# Simple hash pass. Make quality Water hash, free.



## MrKhola (May 23, 2008)

This might be helpful to some as it's my basic method to make hash from trim on a budget. It was origionally a reply to a post on using plant matter but it was so long I thought it may be of use. 
It can be done anywhere and most people have the suitable equipment in their kitchen. It's been done in a similar way with as little as 7 grams+ of dry buds- but we were dying for some hash, I would obv reccomend more!



> Here is the Hash pass that i use for my trim... or most of it - Please note I am writing how I make hash from trim, it might need a little adjustment for leaf material and the yeilds will not be as big or potent.
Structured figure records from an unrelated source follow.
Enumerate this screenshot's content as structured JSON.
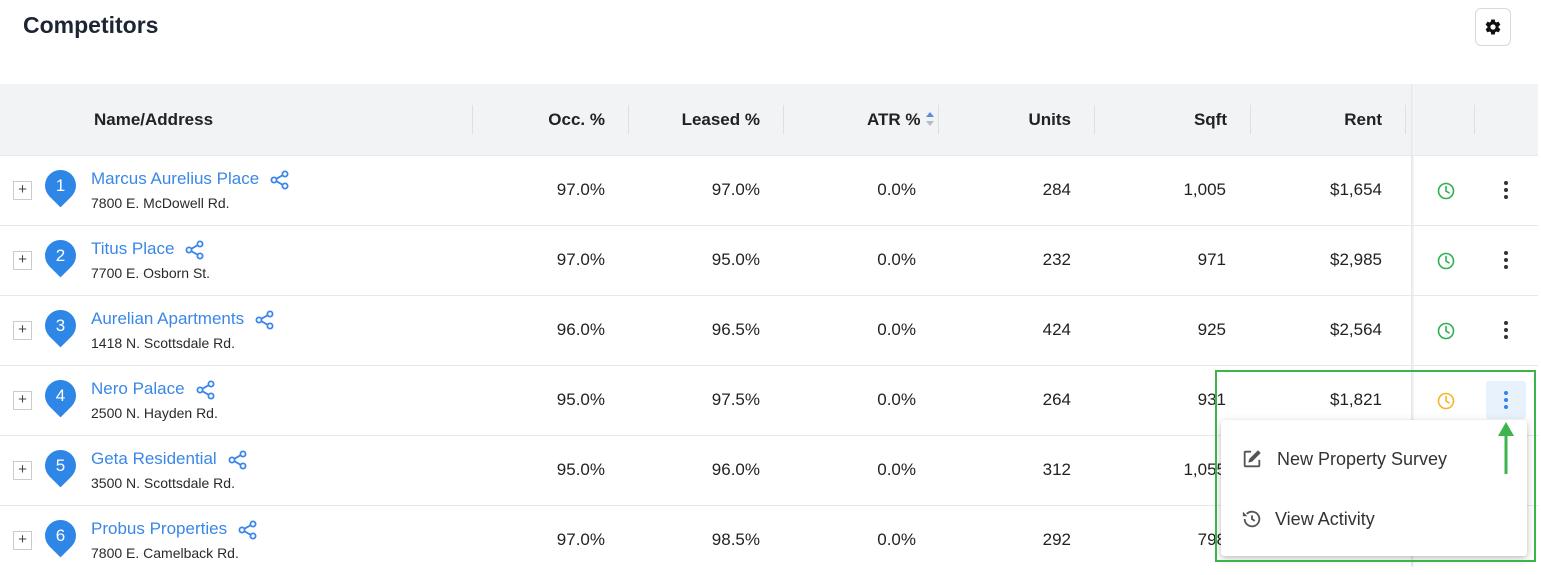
{
  "page": {
    "title": "Competitors",
    "settings_icon": "gear-icon"
  },
  "table": {
    "columns": {
      "name": "Name/Address",
      "occ": "Occ. %",
      "leased": "Leased %",
      "atr": "ATR %",
      "units": "Units",
      "sqft": "Sqft",
      "rent": "Rent"
    },
    "sort": {
      "column": "ATR %",
      "icon": "sort-icon"
    },
    "rows": [
      {
        "num": "1",
        "name": "Marcus Aurelius Place",
        "address": "7800 E. McDowell Rd.",
        "occ": "97.0%",
        "leased": "97.0%",
        "atr": "0.0%",
        "units": "284",
        "sqft": "1,005",
        "rent": "$1,654",
        "clock_color": "#2fb04f"
      },
      {
        "num": "2",
        "name": "Titus Place",
        "address": "7700 E. Osborn St.",
        "occ": "97.0%",
        "leased": "95.0%",
        "atr": "0.0%",
        "units": "232",
        "sqft": "971",
        "rent": "$2,985",
        "clock_color": "#2fb04f"
      },
      {
        "num": "3",
        "name": "Aurelian Apartments",
        "address": "1418 N. Scottsdale Rd.",
        "occ": "96.0%",
        "leased": "96.5%",
        "atr": "0.0%",
        "units": "424",
        "sqft": "925",
        "rent": "$2,564",
        "clock_color": "#2fb04f"
      },
      {
        "num": "4",
        "name": "Nero Palace",
        "address": "2500 N. Hayden Rd.",
        "occ": "95.0%",
        "leased": "97.5%",
        "atr": "0.0%",
        "units": "264",
        "sqft": "931",
        "rent": "$1,821",
        "clock_color": "#f5b528"
      },
      {
        "num": "5",
        "name": "Geta Residential",
        "address": "3500 N. Scottsdale Rd.",
        "occ": "95.0%",
        "leased": "96.0%",
        "atr": "0.0%",
        "units": "312",
        "sqft": "1,055",
        "rent": "",
        "clock_color": ""
      },
      {
        "num": "6",
        "name": "Probus Properties",
        "address": "7800 E. Camelback Rd.",
        "occ": "97.0%",
        "leased": "98.5%",
        "atr": "0.0%",
        "units": "292",
        "sqft": "798",
        "rent": "",
        "clock_color": ""
      }
    ]
  },
  "context_menu": {
    "items": [
      {
        "label": "New Property Survey",
        "icon": "edit-icon"
      },
      {
        "label": "View Activity",
        "icon": "history-icon"
      }
    ]
  },
  "colors": {
    "link": "#3a87e8",
    "pin": "#2e86e6",
    "highlight": "#3cb44b",
    "clock_ok": "#2fb04f",
    "clock_warn": "#f5b528"
  }
}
You may also need to adjust screen size accordingly. The basics, however, are exactly the same.
> 
> What you need: Plenty of chilled, Icy water + ice cubes if poss, A blender or blitzer, some large, wide jugs and a funnel (not bottles- unless u cut off the tops- so you can siphon off water and get to the hash) and lastly and most importantly- A screen.
> Now alot of people use expensive silk screens or bubble-bags but on a budget you can use a thin, fine nylon screen- just dont expect it to last. Now I get mine from the bottom of a collapsable laundry bin I can buy cheap (£2)- It works great. An artists silk screen from an art-shop is ideal and more reusable. I find I can manipulate the size of Nylon screens myself though; a blessing if too thin, a curse if too coarse!
> ...


----------



## Jack747 (Jun 24, 2008)

Good read. Ill be sure to try this when I'm short of materials.


----------



## indecline (Feb 8, 2011)

Ill have to try this i have about an ounce or more of trimmings which i have just been shaking around and sprinkling the powder from the bottom of the box onto a joint, i gues its the same stuff just not as fine.


----------



## MrKhola (Feb 10, 2011)

Oh it is!  Just a little fiddly and time consuming compared to expensive bubble-bags etc..

I've refined my technique a little now (3 yrs on!) but the basics are the same... Make the trich's nice n' 'stiff' with coldness and just remember THC/hash is non water-soluble..

Have tried many diff screen alternatives but still find cheap nylon gives a great result!!

Enjoy Indecline! I too am down to my trim now  .... roll on the Jacky White!!

Peace to all


----------